Monday, November 11, 2013

Indecision



Who, if not you,
ever made a ritual of cinders?

Who, if not you,
loved the lost, last hopeless fix?

Who, if not you,
will care for an absolute?

Who salvages a dead wreck's timber,
or refuses her own goodbye?

At night, in darkness, in the grief of flight
we travel, we keep watch, our bleak eyes unblinking, while

over that hill, our hopes are burning.
Who, if not you,

bites sleeping fire and ruined salt?
What is the value you give your dreams?

Who carries on,
detained by shadows, among trembling wings?

Who knows how long and far these faint hopes
will carry us?

Every night we lie in wait, our stony thoughts
clattering in the waves,

confused as to estates and territories,
the lost science of tears, those ship's ruins we love too much.



Italicized lines are taken from Neruda's "Sonata and Destruction" and rearranged. Photos are taken from the deck of Quoddy's Run in British Columbia, from behind Russell Island, and from Queen Charlotte Strait.

We continue, uncertain about what to do with our quite seriously damaged boat, which blew over at the Canoe Cove yard during a storm in late September. Part of the surveyor's report is in. It doesn't look good. While it would be wiser to cut and run perhaps, what would it mean to give up on our vessel, the dreams she provoked or the places she has taken us? This poem is for her--and for skipper extraordinaire, my co-insomniac, Marike Finlay.


Saturday, November 9, 2013

If you had wings



If you had wings, what would you do with them?

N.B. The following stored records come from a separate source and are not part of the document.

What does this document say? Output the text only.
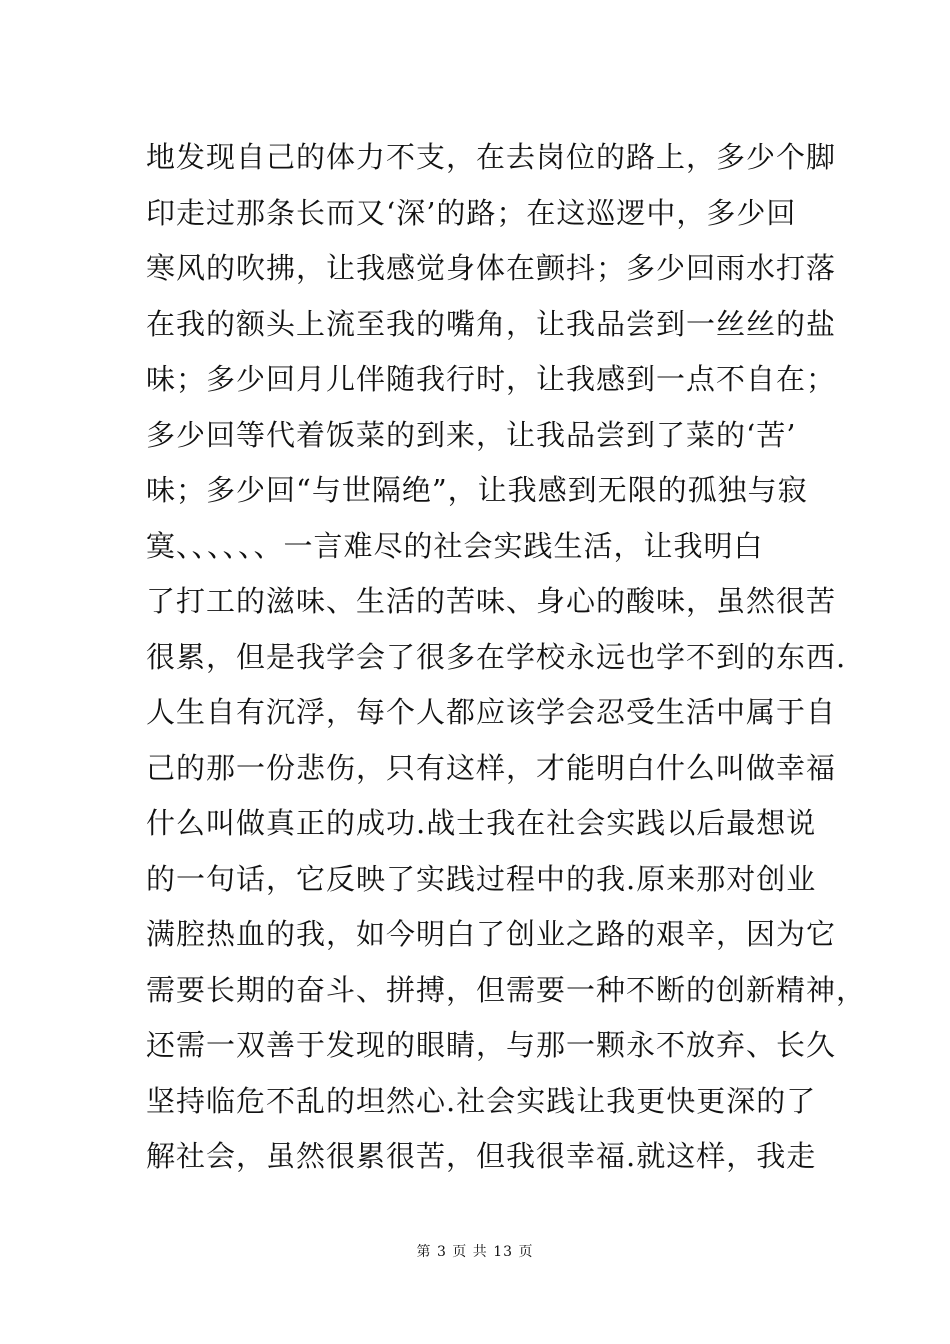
地发现自己的体力不支，在去岗位的路上，多少个脚
印走过那条长而又‘深’的路；在这巡逻中，多少回
寒风的吹拂，让我感觉身体在颤抖；多少回雨水打落
在我的额头上流至我的嘴角，让我品尝到一丝丝的盐
味；多少回月儿伴随我行时，让我感到一点不自在；
多少回等代着饭菜的到来，让我品尝到了菜的‘苦’
味；多少回“与世隔绝”，让我感到无限的孤独与寂
寞、、、、、、一言难尽的社会实践生活，让我明白
了打工的滋味、生活的苦味、身心的酸味，虽然很苦
很累，但是我学会了很多在学校永远也学不到的东西.
人生自有沉浮，每个人都应该学会忍受生活中属于自
己的那一份悲伤，只有这样，才能明白什么叫做幸福
什么叫做真正的成功.战士我在社会实践以后最想说
的一句话，它反映了实践过程中的我.原来那对创业
满腔热血的我，如今明白了创业之路的艰辛，因为它
需要长期的奋斗、拼搏，但需要一种不断的创新精神，
还需一双善于发现的眼睛，与那一颗永不放弃、长久
坚持临危不乱的坦然心.社会实践让我更快更深的了
解社会，虽然很累很苦，但我很幸福.就这样，我走
第 3 页 共 13 页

I would fly out to the ice edge and see who passes there, what the hooded mergansers fish.
I would watch snow melt in the sea.
I would fly to the hilltop and watch the sun rise over all 72 islands in the Baie des Isles.
The eagle and I would meet in an updraft and I would stare him down:
         my current, my space; I'm here: don't bother me now.
         Go find your own air.
That settled, I would carry on.



Notes
This poem, if it is a poem (perhaps it is a draft for a poem), emerged out of an exercise that I gave a writing class a couple of years ago; it is based on a poem entitled "Wings" by Susan Stewart. One of my favourite poems--up there with Neruda's Estravagario and his Book of Questions, Stewart's poem is an interview based upon the question, "if you could have wings would you want them?"  I changed the question slightly, and then, of course, had to try to answer it myself.